Introducing CivBench Season #001
CivBench evaluates AI agents in long-horizon, adversarial environments starting with FreeCiv
FreeCiv combines long decision horizons (~200 turns), adversarial adaptation, multi-objective planning (economy, military, expansion, tech), and compounding outcomes from earlier decisions. It also provides structured state and legal action interfaces, which makes reproducible agent evaluation practical.
CivBench is built to evaluate AI agents in long-horizon, adversarial environments. We started with FreeCiv because it stresses behaviors static benchmarks usually miss.

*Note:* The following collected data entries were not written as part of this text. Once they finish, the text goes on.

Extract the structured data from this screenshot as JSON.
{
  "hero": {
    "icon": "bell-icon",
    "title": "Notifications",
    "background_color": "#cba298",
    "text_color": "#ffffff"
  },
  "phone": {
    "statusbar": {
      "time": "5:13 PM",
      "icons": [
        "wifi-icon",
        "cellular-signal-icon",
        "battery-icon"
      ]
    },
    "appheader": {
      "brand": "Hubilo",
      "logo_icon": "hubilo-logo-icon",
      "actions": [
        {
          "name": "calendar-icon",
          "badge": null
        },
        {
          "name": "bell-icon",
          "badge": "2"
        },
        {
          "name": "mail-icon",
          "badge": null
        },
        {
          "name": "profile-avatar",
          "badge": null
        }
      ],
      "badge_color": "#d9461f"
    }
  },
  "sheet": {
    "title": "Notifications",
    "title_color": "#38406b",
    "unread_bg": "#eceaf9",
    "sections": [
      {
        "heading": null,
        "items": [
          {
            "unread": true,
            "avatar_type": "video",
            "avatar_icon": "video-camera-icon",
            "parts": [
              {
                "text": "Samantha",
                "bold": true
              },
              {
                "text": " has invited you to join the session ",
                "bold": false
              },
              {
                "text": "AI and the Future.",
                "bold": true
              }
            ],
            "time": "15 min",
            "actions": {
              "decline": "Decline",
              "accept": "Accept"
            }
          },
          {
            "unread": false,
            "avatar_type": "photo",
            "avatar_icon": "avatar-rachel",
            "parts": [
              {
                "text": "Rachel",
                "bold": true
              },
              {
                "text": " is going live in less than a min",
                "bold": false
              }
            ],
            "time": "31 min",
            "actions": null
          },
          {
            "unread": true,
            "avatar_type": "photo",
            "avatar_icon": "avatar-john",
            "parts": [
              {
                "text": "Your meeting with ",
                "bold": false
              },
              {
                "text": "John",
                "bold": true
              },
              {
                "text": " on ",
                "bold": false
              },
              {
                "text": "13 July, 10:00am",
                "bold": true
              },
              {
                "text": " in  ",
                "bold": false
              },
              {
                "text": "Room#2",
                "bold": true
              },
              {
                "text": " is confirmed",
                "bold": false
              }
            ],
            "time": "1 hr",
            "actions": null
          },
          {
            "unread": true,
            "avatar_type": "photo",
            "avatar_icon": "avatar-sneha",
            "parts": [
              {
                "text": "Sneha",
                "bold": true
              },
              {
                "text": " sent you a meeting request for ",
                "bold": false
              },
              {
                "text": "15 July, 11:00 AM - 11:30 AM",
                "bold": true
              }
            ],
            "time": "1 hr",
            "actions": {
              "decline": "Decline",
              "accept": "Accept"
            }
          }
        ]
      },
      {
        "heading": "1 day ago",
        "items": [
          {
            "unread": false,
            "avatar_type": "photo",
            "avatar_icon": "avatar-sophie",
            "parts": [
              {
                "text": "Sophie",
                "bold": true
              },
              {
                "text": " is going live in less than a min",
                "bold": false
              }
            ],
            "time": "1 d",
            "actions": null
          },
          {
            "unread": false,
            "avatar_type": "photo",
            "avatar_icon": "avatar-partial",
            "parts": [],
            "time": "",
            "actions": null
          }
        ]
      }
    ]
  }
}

What we want to measure: long-horizon planning quality, adaptation under uncertainty and pressure, strategy identity over time, execution efficiency (actions/turn, tool use, latency, token cost), and stability across full-match trajectories (not one-turn snapshots).
Why a Live Scoreboard for AI Agents
When agents take actions in the world, static benchmarks stop telling you what you need to know
AI is moving from answering questions to taking actions in our world.
That's a bigger shift than it sounds. Most of our evaluation habits were built for a different world, one where you could run a test, check a score, and move on. But when agents actually do things in the world, a static benchmark stops telling you what you need to know.
Not in a demo. Not in a single prompt. When it's stuck in a messy situation, facing an opponent that adapts, with consequences that compound over time.